Michael John Foster (born 12 January 1952) is an English priest, youth leader and an historian of scouting and other youth organisations. He was Grand Scoutmaster of the Order of World Scouts and Grand Scoutmaster and formerly the Chief Commissioner of the British Boy Scouts and British Girl Scouts. He is an ordained Anglican priest and, until 2020 when he retired, was a parish priest.

Early Scout career
He became a Wolf Cub in 1960, with a scout group registered with The Boy Scouts Association and was then a Boy Scout registered with the same association in 1967 but left in 1971 owing to the sweeping changes of the Advance Party Report introduced within the Scout Association.

Scout Career in the Order of World Scouts
In 1977, whilst at Oxford reading theology at St Stephen's House, Oxford, he re-founded the "St Stephen's House Rover Crew" as an independent venture, with the blessing of the then principal, Dr David Hope). In 1979, he discovered that the British Boy Scouts (BBS) still existed as a single Troop in Lewisham. A former principal of St Stephen's House had been the chaplain to the Lewisham Troop of the BBS. Travelling to Lewisham during the 1979 Easter recess, he sought out Charles Brown, the BBS Chief Commissioner and Grand Scoutmaster. The Rover Crew at St Stephen's House by then had been registered with the university authorities as the Oxford University Rover Crew and was admitted as an affiliated group to the BBS. He was made Commissioner for Oxfordshire. In 1983, when he was the Vicar of Holy Trinity, Nottingham and leader of its BBS troop, he was appointed as Chief Commissioner of the BBS by Charles Brown. In 2000, the then Grand Scoutmaster, Ted Scott, who had joined the BBS and OWS in 1926, asked him if he would become Grand Scoutmaster, allowing Scott to retire. In more than forty years of service to scouting, he was instrumental in the expansion of the BBS and OWS, inspiring the formation of scout organisations internationally and helping to re-establish understanding of scouting as a movement rather than an organisation. In 2017, he retired as Grand Scoutmaster and, in 2020, he resigned from the BBS.

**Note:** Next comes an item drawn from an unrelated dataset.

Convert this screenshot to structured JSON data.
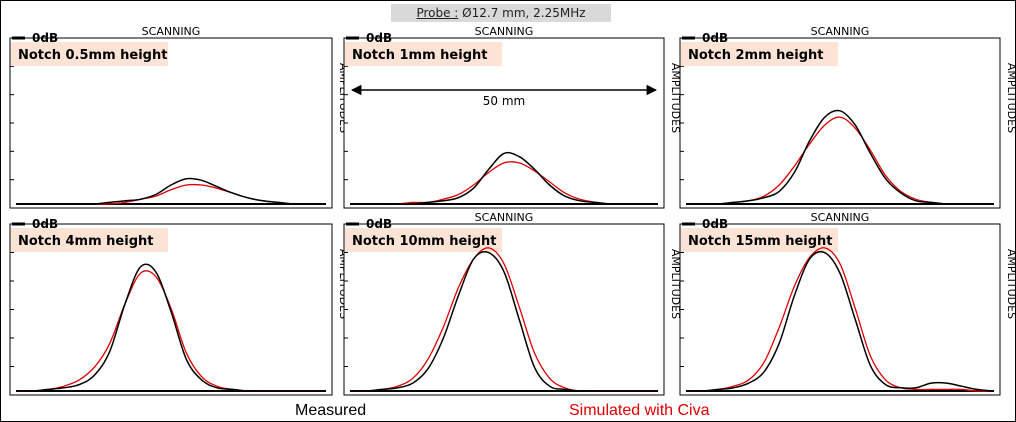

In Succession to Sir Francis Vane
Michael Foster was the seventh Grandscoutmaster in succession to Sir Francis Vane.

Scout Historian & Academic
Dr Foster is acknowledged as a Scout historian. He was the first person to track down the origins of the name "Boy Scout" as beginning in the UK in the Aldine Press - first in the New Buffalow Bill Library, 1899, and then the True Blue War Library 1900–1906.
He has supplied the article "Boy Scouts" for the Encyclopedia of Children and Childhood, 2004.

Other contributions have been to the following books and Articles:

The Biography on Baden-Powell by the Author Tim Jeal.
The periodical 'Action Scout' ISO Press Westminster, 1988–1992. 
The Italian Book on Sir Francis Vane by Alberto dal Porto.
Sir Francis Vane, fifth baronet of Hutton by Roger T. Stearn - Article in the periodical 'Soldiers of the Queen'.
The other Scouts, by Tom Wood - Article in the periodical 'Practical Family History'
Paul Kua's Book on Scouting in Hong Kong 1910-2010
He has been involved in other areas of research; In 1978 he was a Philip Usher Memorial Scholar, and undertook research on "The Culturalization of the Greek Orthodox Church in Great Britain", and has undertaken a research degree in Psychology, and is a Fellow of the Royal Society of Medicine, and a Member of the Chartered Institute of Journalists.